Je me sentais à nouveau arrogante, mais cette fois à raison. Je me suis pavanée dans la chambre, équipée de lubrifiant et de préservatifs. Mon amante ronronna à nouveau et ouvrit ses jambes alors que je me positionnais sur elle, dans la position du missionnaire. Je suis entrée en elle lentement. Je ne sentais presque rien, sauf quand la base de ma nouvelle queue frottait contre mon clitoris quand nos quatre seins se frottaient.

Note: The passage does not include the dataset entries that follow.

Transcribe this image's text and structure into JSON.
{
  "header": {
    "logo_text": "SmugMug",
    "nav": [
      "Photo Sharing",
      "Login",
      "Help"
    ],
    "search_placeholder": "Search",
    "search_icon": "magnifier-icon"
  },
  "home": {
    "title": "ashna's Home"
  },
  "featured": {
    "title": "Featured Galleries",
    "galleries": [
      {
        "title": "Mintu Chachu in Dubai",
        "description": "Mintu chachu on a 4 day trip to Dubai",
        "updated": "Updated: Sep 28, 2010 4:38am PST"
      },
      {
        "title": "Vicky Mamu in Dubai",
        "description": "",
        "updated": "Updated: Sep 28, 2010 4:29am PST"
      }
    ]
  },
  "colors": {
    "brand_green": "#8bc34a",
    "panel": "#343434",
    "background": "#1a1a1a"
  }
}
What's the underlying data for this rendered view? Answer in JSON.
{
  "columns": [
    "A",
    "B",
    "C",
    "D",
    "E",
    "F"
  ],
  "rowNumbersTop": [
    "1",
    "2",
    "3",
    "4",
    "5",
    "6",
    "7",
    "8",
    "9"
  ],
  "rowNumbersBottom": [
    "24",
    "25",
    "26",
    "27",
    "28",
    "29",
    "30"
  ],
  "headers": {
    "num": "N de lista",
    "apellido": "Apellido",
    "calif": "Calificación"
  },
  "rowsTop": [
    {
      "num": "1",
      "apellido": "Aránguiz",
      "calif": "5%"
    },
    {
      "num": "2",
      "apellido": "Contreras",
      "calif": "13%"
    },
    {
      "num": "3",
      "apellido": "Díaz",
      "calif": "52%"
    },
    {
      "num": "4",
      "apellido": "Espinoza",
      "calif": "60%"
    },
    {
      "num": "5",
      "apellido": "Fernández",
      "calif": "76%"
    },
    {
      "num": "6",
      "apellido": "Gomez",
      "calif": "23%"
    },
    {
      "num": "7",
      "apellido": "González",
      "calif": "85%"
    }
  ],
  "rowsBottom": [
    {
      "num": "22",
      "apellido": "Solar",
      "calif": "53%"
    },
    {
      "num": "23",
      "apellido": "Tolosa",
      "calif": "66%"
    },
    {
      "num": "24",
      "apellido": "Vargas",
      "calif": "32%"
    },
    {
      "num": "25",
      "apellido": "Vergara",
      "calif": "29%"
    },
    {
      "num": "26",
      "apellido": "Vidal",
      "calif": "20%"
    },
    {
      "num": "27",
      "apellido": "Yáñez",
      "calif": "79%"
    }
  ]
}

Comme je rentrais ma nouvelle queue à l'intérieur, je ne pouvais pas m'empêcher de ressentir un nouveau respect et de l'admiration pour l'effort que les hommes mettent dans le sexe. Ce fut beaucoup de travail. J'ai aussi ressenti de la culpabilité pour ces moments-là où je me suis juste laissée aller et où je les ai laissé faire. Alors, j'ai mis à profit toute cette culpabilité et ai redoublé mon martèlement en missionnaire. Même si elle commençait à être fatiguée, je l'entendais gémir et j'étais motivée pour continuer malgré tout.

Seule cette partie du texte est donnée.